According to the study, 16,771,397 individuals were identified with cancer. Of those, 50.9% were 65 or older at the time of diagnosis, 51.5% were male, 78.4% were non-Hispanic whites, and 0.1% died from suicide. The overall standardized death rate from suicide was 1.26, with a declining trend in 2000 to 1.16.

Compared to the general population, the researchers noted a higher risk of suicide in the cancer group across all sociodemographic groups. They also noted particularly high record-breaking death rates for Hispanic individuals, those with Medicaid insurance, those with Medicare insurance who are 64 or younger, and uninsured patients. In addition, the highest standardized mortality rate is observed in the first six months after cancer diagnosis.
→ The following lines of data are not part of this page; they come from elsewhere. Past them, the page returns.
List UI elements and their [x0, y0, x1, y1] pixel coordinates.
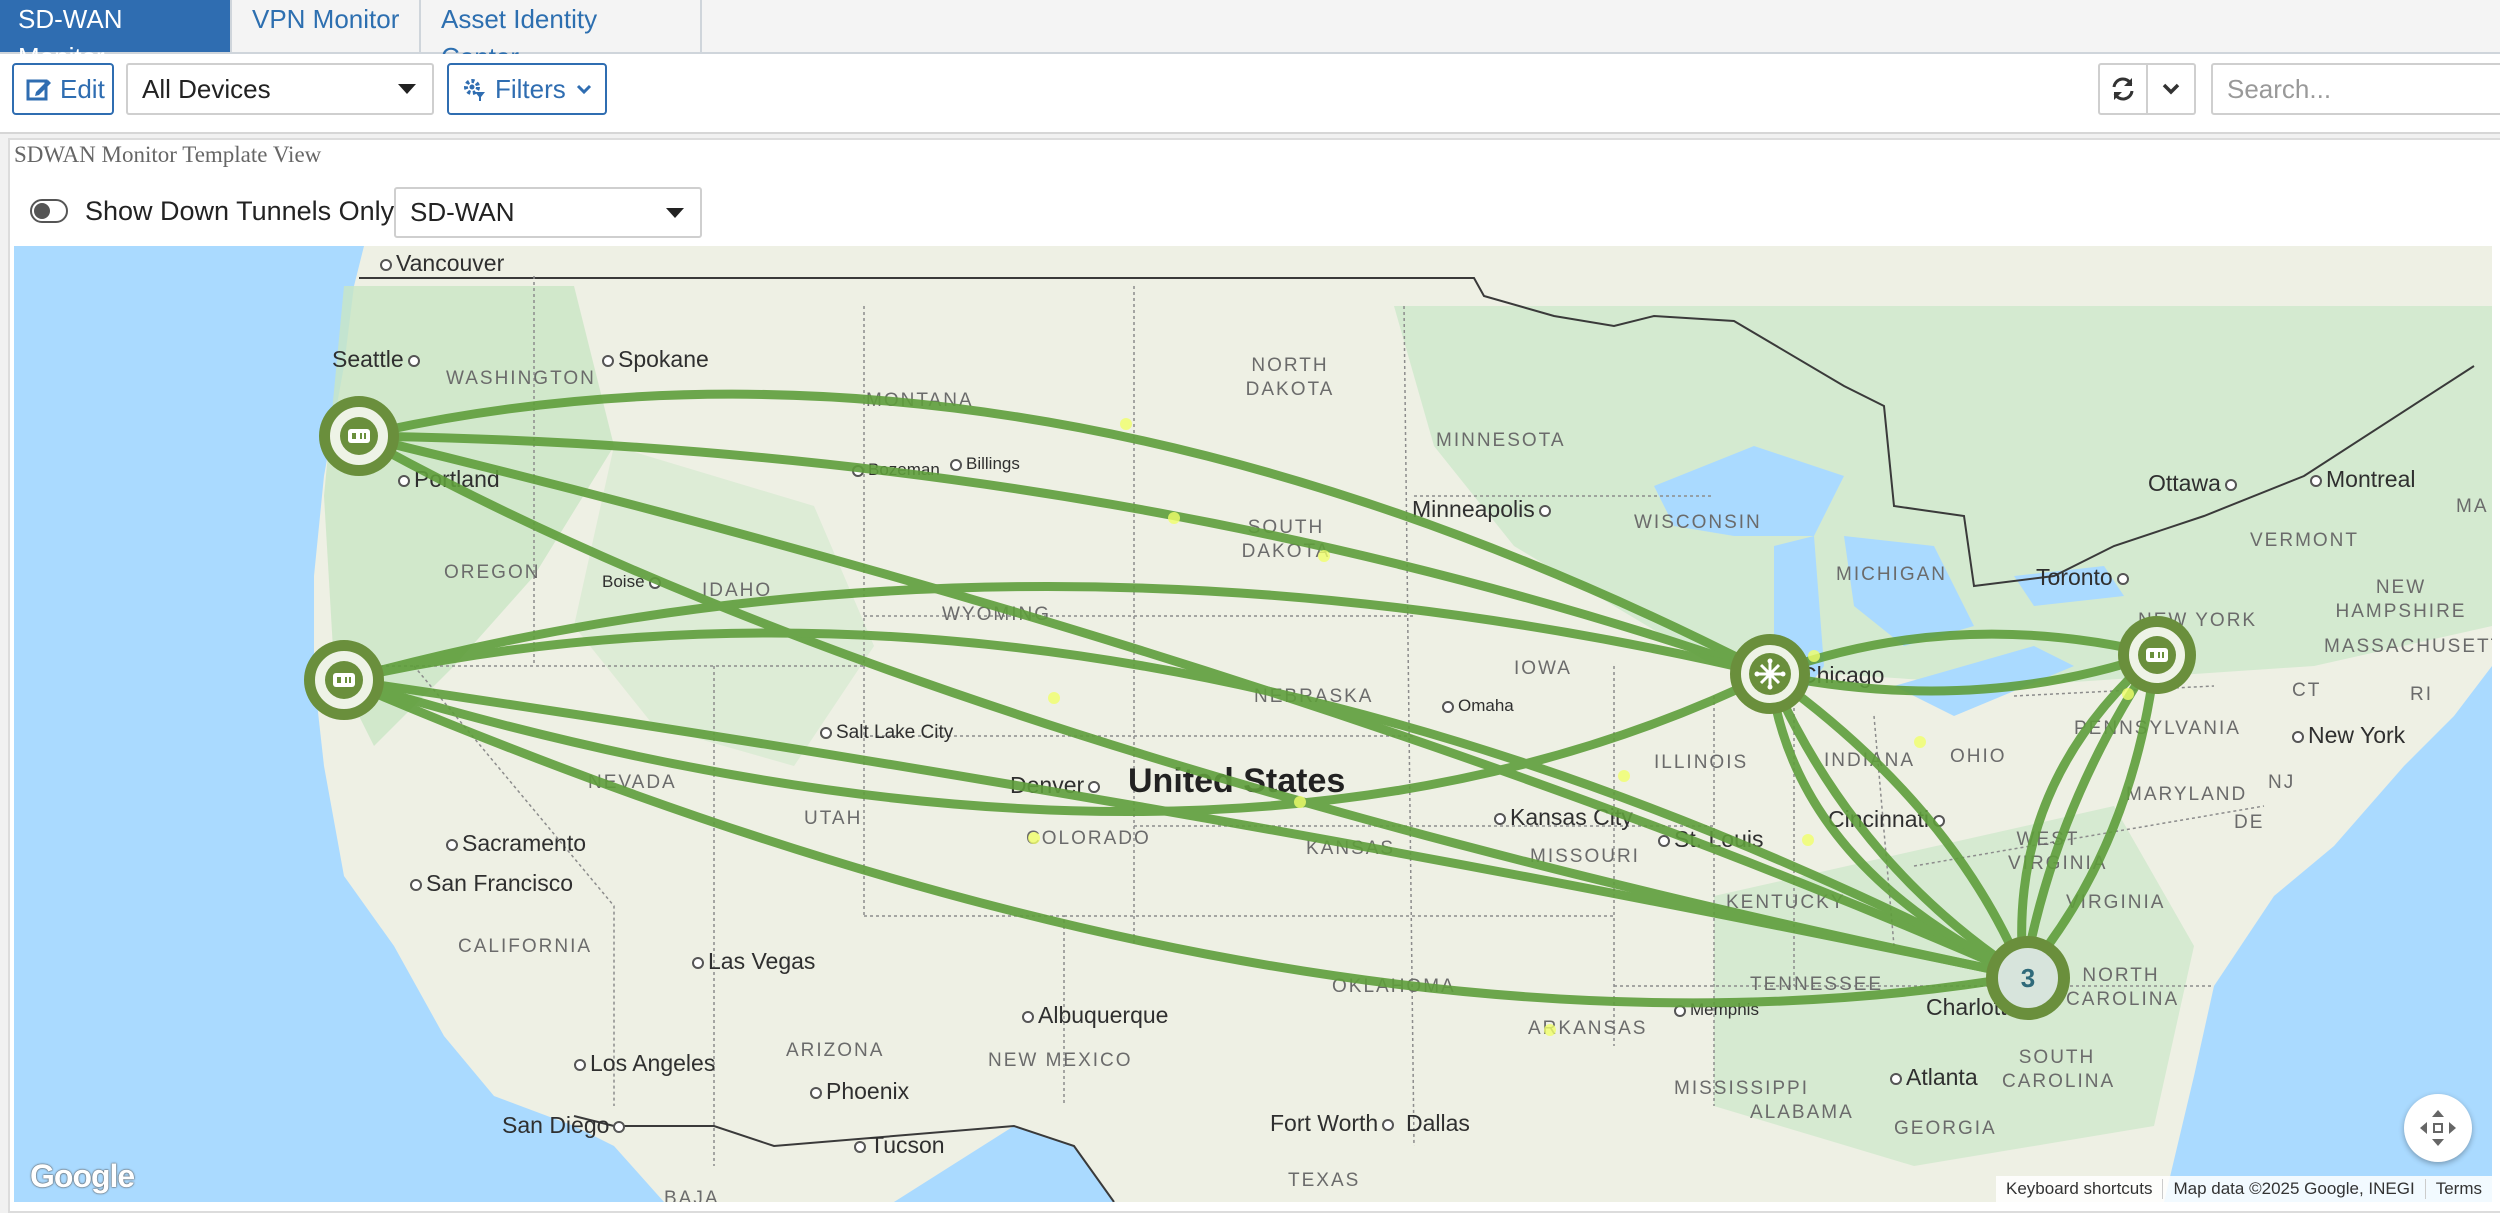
- device-node-portland[interactable]: [319, 396, 399, 476]
- edit-label: Edit: [60, 73, 105, 104]
- gear-filter-icon: [464, 79, 485, 101]
- device-icon: [325, 661, 363, 699]
- filters-label: Filters: [495, 73, 566, 104]
- hub-node-chicago[interactable]: [1730, 634, 1810, 714]
- chevron-down-icon: [2162, 83, 2180, 95]
- traffic-highlight: [1618, 770, 1630, 782]
- google-logo: Google: [30, 1158, 135, 1194]
- traffic-highlight: [1048, 692, 1060, 704]
- traffic-highlight: [1168, 512, 1180, 524]
- refresh-icon: [2112, 77, 2134, 101]
- map-attribution: Keyboard shortcuts Map data ©2025 Google…: [1996, 1176, 2492, 1202]
- keyboard-shortcuts-link[interactable]: Keyboard shortcuts: [1996, 1179, 2162, 1199]
- tunnel-link: [2017, 649, 2161, 981]
- traffic-highlight: [1318, 550, 1330, 562]
- tab-vpn-monitor[interactable]: VPN Monitor: [232, 0, 421, 52]
- traffic-highlight: [1802, 834, 1814, 846]
- refresh-button[interactable]: [2098, 63, 2148, 115]
- edit-icon: [26, 79, 51, 101]
- traffic-highlight: [1294, 796, 1306, 808]
- device-icon: [2138, 636, 2176, 674]
- filters-button[interactable]: Filters: [447, 63, 607, 115]
- tab-sd-wan-monitor[interactable]: SD-WAN Monitor: [0, 0, 232, 72]
- traffic-highlight: [2122, 688, 2134, 700]
- tab-asset-identity-center[interactable]: Asset Identity Center: [421, 0, 702, 72]
- device-node-california[interactable]: [304, 640, 384, 720]
- tunnel-link: [354, 431, 1775, 679]
- show-down-tunnels-toggle[interactable]: [30, 199, 68, 223]
- traffic-highlight: [1028, 832, 1040, 844]
- tab-bar: SD-WAN Monitor VPN Monitor Asset Identit…: [0, 0, 2500, 72]
- terms-link[interactable]: Terms: [2424, 1179, 2492, 1199]
- tunnel-type-select[interactable]: SD-WAN: [394, 187, 702, 238]
- hub-icon: [1749, 653, 1791, 695]
- tunnels-layer: [339, 389, 2161, 1036]
- tunnel-links: [339, 389, 2161, 1008]
- traffic-highlight: [1120, 418, 1132, 430]
- search-input[interactable]: [2211, 63, 2500, 115]
- map-data-text: Map data ©2025 Google, INEGI: [2162, 1179, 2424, 1199]
- device-node-new-york[interactable]: [2118, 616, 2196, 694]
- devices-select-value: All Devices: [142, 73, 271, 104]
- traffic-highlight: [1808, 650, 1820, 662]
- refresh-options-dropdown[interactable]: [2148, 63, 2196, 115]
- show-down-tunnels-label: Show Down Tunnels Only: [85, 196, 395, 226]
- devices-select[interactable]: All Devices: [126, 63, 434, 115]
- chevron-down-icon: [576, 84, 591, 95]
- tunnel-link: [339, 675, 2029, 1008]
- tunnel-type-value: SD-WAN: [410, 197, 515, 227]
- move-arrows-icon: [2420, 1110, 2456, 1146]
- tunnel-link: [339, 675, 2029, 981]
- cluster-count: 3: [2020, 962, 2036, 993]
- map-camera-control-button[interactable]: [2404, 1094, 2472, 1162]
- edit-button[interactable]: Edit: [12, 63, 114, 115]
- caret-down-icon: [398, 84, 416, 94]
- sdwan-map[interactable]: Vancouver Seattle Spokane Portland Bozem…: [14, 246, 2492, 1202]
- toggle-knob: [34, 203, 50, 219]
- caret-down-icon: [666, 207, 684, 218]
- traffic-highlight: [1914, 736, 1926, 748]
- tunnel-link: [339, 581, 1775, 685]
- traffic-highlight: [1544, 1024, 1556, 1036]
- toolbar: Edit All Devices Filters: [0, 54, 2500, 134]
- device-icon: [340, 417, 378, 455]
- cluster-node-charlotte[interactable]: 3: [1986, 936, 2070, 1020]
- panel-title: SDWAN Monitor Template View: [14, 142, 322, 167]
Among people diagnosed with cancer, relatively higher suicide risks were observed for cancers with poor prognosis and high symptom burden in the first two years after diagnosis, including cancers of the oral cavity, pharynx, esophagus, stomach, brain, other nervous system, pancreas, and lung. After two years, individuals with cancers exposed to poor long-term quality of life, such as oropharyngeal cavity, leukemia, breast, uterine, and bladder cancers, were more likely to commit suicide.

Based on these findings, the researchers concluded that elevated suicide risks persist for cancer patients, despite a decreasing trend over the past two decades. Suicide risk varies according to sociodemographic and clinical factors, and timely symptom management and targeted psychosocial interventions are essential for suicide prevention in these patients.


Hu X, Ma J, Jemal A, et al. Risk of suicide among individuals diagnosed with cancer in the United States, 2000-2016. GammaNet is open. 2023; 6 (1): e2251863. doi: 10.1001/jamanetworkopen.2022.51863.